Harapannya tentu relasi pedagogis yang terbangun adalah relasi pedagogi kritis-progresif. Bagi penulis relasi pedagogi kritis-progresif ini terinspirasi dari tulisan-tulisan dan pemikiran filsuf seperti Paulo Freire, Henry A. Giroux dan Ivan Illich. Pedagogi kritis ini membuka alam pikir kita bahwa pendidikan senantiasa memiliki warna ideologisnya sendiri. Warna ideologis pendidikan tersebut tak banyak disadari oleh para guru apalagi siswa. Karena pendidikan dijauhkan dari konsep kekuasaan. Padahal pendidikan tak bisa kita jauhkan dari konsep negara, ideologi dan kekuasaan itu sendiri. Relasi pedagogi kritis-progresif ini akan membuka alam pikir para guru, bahwa guru mesti menghadirkan suasana pembelajaran yang terbuka, setara, demokratis dan kritis bersama siswa.
Berguru kepada Tjokroaminoto
Kemudian bagi penulis, selain relasi pedagogis yang dibangun oleh guru dan siswa di sekolah. Satu lagi tak kalah penting adalah relasi ideologis. Apa yang dimaksud relasi ideologis antara guru dan siswa dan bagaimana bentuknya? Untuk menjawab pertanyaan dasar ini, penulis teringat tentang apa yang dilakukan oleh seorang guru bangsa bernama Haji Oemar Said Tjokroaminoto. HOS Tjokroaminoto (1884-1934) sebagaimana tertera dalam kitab-kitab sejarah merupakan sosok guru bagi para pendiri bangsa ini. Penulis sungguh merasakan getaran ideologis, yang terpancar dari rautnya ketika menonton Film “Guru Bangsa: Tjokroaminoto” (2015).
Tak terbayangkan seorang “De Ongekroonde van Java” atau Raja Jawa tanpa mahkota, demikian kolonial Belanda menjulukinya, menjadi figur bapak, guru sekaligus kawan berdiskusi bagi anak-anak muda bernama Soekarno, SM. Kartosuwiryo, Muso, Alimin dan Semaun. Kita mafhum jika HOS Tjokroaminoto adalah seorang intelektual muslim taat, seorang sosialis Islam, organisatoris andal, orator, agitator ulung, ketua Sarekat Islam dan seorang ideolog. Bukunya berjudul “Islam dan Sosialisme” (1905) masih bisa kita baca sampai sekarang.

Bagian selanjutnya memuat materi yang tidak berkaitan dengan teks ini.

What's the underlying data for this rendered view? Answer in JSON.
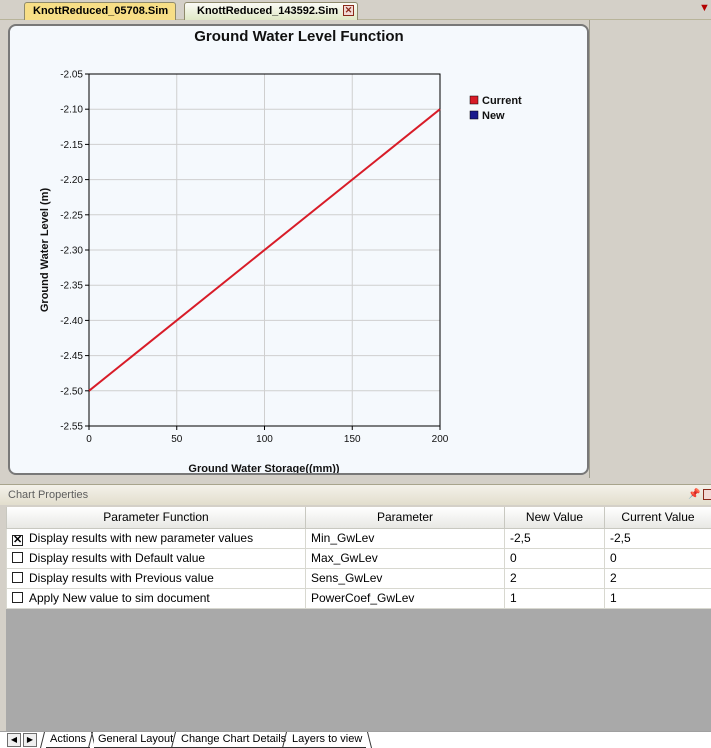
{
  "tabs": [
    {
      "label": "KnottReduced_05708.Sim",
      "active": false
    },
    {
      "label": "KnottReduced_143592.Sim",
      "active": true
    }
  ],
  "chart_data": {
    "type": "line",
    "title": "Ground Water Level Function",
    "xlabel": "Ground Water Storage((mm))",
    "ylabel": "Ground Water Level (m)",
    "xlim": [
      0,
      200
    ],
    "ylim": [
      -2.55,
      -2.05
    ],
    "x_ticks": [
      "0",
      "50",
      "100",
      "150",
      "200"
    ],
    "y_ticks": [
      "-2.05",
      "-2.10",
      "-2.15",
      "-2.20",
      "-2.25",
      "-2.30",
      "-2.35",
      "-2.40",
      "-2.45",
      "-2.50",
      "-2.55"
    ],
    "grid": true,
    "legend_position": "right",
    "series": [
      {
        "name": "Current",
        "color": "#d81c28",
        "x": [
          0,
          200
        ],
        "y": [
          -2.5,
          -2.1
        ]
      },
      {
        "name": "New",
        "color": "#1a1a8c",
        "x": [],
        "y": []
      }
    ]
  },
  "props": {
    "title": "Chart Properties",
    "columns": [
      "Parameter Function",
      "Parameter",
      "New Value",
      "Current Value"
    ],
    "rows": [
      {
        "checked": true,
        "function": "Display results with new parameter values",
        "parameter": "Min_GwLev",
        "new_value": "-2,5",
        "current_value": "-2,5"
      },
      {
        "checked": false,
        "function": "Display results with Default value",
        "parameter": "Max_GwLev",
        "new_value": "0",
        "current_value": "0"
      },
      {
        "checked": false,
        "function": "Display results with Previous value",
        "parameter": "Sens_GwLev",
        "new_value": "2",
        "current_value": "2"
      },
      {
        "checked": false,
        "function": "Apply New value to sim document",
        "parameter": "PowerCoef_GwLev",
        "new_value": "1",
        "current_value": "1"
      }
    ]
  },
  "bottom_tabs": [
    "Actions",
    "General Layout",
    "Change Chart Details",
    "Layers to view"
  ],
  "icons": {
    "checked_mark": "✕",
    "pin": "pin-icon",
    "close": "close-icon",
    "nav_prev": "◀",
    "nav_next": "▶"
  }
}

Seorang ideolog sosialisme Islam (walaupun bagi HOS Tjokro, sosialisme Islam yang dia uraikan bukan berdasar kepada materalisme historisnya Karl Marx, melainkan Al-Quran), memiliki murid-murid (lebih spesifik sebagai anak kost di rumahnya di Surabaya), yang di kemudian hari memiliki orientasi warna ideologi yang beragam pula. Soekarno (1901-1970) seorang proklamator, nasionalis sejati, sosok yang dipengaruhi oleh warna Islam, marxisme dan nasionalisme. Kartosuwiryo (1905-1962) memiliki warna sendiri, dilabeli sebagai “pemberontak”, bahkan dihukum mati oleh tentara, karena memproklamirkan Darul Islam/Negara Islam Indonesia pada 7 Agustus 1949. Mungkin jika hidup di zaman ini, Kartosuwiryo akan disebut Islam radikal atau fundamentalis Islam.